Ik schrok wakker. Tess naast me was al wakker en staarde met een geschokte uitdrukking op haar gezicht naar de beer. Ze had haar vuisten gebald.

De blauwe beer lag nog steeds uitgeput in het gras. Verse tranen rolden over haar snuit. Tess haalde diep adem. Ze zag dat ik naar haar keek en zei kleintjes: "Dat wist ik niet."

Ik schudde mijn hoofd. "Ik ook niet."

Teneergeslagen keek ik naar de beer. Ze was in enorme pijn. Haar kind was van haar weggenomen. Wat konden wij doen om dat te verlichten? Het kind was nu weg, kon overal op de wereld zijn, misschien was het wel dood.

Yoru was ook wakker. Met zijn drieën keken we naar de beer, in gedachten verzonken.

Toen stapte Tess op de kop van de beer af. Ze knielde en legde haar hand op de snuit. "We kunnen de kleine beer misschien niet redden... maar we kunnen hem eer bewijzen. We kunnen hem een rustplek geven zodat hij nooit zal worden vergeten."

De ogen van de beer gingen open en draaiden zich naar Tess. Ze liepen bijna over met zilveren tranen. Langzaam kwam de beer overeind en rechtte zich op. Ze stak nu vele meters boven Tess uit. Tess bleef staan, al zag ik angst in haar ogen.

Toen boog de beer haar kop. Naast me boog Yoru ook. Ik trok Tess naar beneden en we bleven even gebogen op de grond zitten.
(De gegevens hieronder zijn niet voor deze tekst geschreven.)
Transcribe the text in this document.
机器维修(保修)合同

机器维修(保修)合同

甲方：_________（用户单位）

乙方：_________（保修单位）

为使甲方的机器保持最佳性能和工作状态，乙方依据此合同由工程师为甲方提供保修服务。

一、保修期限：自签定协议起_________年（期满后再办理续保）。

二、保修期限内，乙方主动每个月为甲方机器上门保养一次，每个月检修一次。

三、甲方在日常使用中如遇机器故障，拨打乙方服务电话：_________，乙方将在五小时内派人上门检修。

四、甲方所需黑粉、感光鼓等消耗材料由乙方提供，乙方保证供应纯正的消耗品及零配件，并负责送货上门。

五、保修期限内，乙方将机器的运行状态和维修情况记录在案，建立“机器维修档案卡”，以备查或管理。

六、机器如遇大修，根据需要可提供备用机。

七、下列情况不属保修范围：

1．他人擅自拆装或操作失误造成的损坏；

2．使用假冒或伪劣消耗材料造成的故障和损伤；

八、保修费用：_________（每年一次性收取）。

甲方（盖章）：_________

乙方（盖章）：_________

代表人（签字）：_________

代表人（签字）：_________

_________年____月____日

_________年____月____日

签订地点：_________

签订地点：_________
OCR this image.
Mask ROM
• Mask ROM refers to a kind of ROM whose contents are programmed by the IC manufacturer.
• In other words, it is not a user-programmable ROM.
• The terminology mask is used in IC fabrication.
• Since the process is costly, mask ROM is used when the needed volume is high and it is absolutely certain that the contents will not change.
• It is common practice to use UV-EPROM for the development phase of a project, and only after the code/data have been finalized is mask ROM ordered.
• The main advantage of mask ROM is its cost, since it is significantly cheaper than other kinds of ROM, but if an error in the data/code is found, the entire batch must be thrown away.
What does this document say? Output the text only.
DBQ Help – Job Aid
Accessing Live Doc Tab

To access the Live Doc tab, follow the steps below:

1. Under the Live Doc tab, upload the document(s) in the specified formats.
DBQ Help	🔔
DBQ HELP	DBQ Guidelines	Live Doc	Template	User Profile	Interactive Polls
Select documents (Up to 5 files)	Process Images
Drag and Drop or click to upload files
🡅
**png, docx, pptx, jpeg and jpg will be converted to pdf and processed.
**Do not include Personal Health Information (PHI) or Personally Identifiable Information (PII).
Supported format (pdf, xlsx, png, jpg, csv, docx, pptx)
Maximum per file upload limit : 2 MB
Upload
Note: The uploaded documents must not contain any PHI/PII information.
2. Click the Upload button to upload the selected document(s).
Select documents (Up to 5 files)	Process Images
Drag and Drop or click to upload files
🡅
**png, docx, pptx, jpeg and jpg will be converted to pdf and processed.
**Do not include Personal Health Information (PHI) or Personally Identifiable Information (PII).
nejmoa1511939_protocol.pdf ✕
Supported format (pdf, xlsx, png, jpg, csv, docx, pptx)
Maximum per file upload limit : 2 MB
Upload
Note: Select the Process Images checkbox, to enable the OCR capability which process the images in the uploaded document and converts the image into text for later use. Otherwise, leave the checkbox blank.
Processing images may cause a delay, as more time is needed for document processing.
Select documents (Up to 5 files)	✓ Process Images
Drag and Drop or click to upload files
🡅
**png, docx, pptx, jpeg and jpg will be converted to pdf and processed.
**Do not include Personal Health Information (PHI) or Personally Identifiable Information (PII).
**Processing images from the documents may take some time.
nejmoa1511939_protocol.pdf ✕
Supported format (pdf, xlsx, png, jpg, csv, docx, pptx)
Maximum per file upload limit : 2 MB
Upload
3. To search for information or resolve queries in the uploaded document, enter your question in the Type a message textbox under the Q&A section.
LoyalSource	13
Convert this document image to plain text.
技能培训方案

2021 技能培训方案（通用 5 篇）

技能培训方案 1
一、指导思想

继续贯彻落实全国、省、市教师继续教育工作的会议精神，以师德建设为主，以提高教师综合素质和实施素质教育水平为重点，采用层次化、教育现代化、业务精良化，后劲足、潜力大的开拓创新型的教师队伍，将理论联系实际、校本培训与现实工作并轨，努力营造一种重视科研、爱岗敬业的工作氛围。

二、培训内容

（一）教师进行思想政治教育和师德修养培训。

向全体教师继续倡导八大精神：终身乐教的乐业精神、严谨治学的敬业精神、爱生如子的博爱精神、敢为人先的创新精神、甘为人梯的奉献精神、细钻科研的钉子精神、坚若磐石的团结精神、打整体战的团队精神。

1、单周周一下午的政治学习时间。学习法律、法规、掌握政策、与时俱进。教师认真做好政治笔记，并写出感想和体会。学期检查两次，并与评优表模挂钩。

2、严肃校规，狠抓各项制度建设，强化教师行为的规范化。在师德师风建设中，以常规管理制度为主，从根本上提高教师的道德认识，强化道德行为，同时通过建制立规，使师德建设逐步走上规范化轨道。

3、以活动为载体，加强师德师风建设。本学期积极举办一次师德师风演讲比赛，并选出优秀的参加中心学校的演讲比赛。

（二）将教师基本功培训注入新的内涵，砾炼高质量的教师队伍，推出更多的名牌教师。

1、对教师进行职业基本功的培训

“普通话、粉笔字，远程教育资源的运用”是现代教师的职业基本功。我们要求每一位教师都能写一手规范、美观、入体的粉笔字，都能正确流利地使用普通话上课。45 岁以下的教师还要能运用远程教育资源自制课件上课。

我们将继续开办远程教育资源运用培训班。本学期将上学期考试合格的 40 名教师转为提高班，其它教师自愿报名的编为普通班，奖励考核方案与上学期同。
Toen we opkeken, was de beer al een paar meter verderop. Ze liep langzaam weg.
Ik voelde een spetter op mijn hand. Toen nog een. Binnen de kortste keren was het voluit aan het regenen, een schone, reinigende bui. Het dorre gras begon langzaam groen te worden en richtte zich op.

Yoru glimlachte naar Tess. "Dankjewel, Tess."
"Dank jullie wel," lachte Tess. Ze leek even haar plezier binnen te houden, maar kon het niet laten om op te springen en "Yes! Het is me gelukt!" te krijsen.

Ik moest glimlachen om haar enthousiasme. "Kom, laten we gaan." Ik pakte Yoru en Tess' handen en sloot mijn ogen.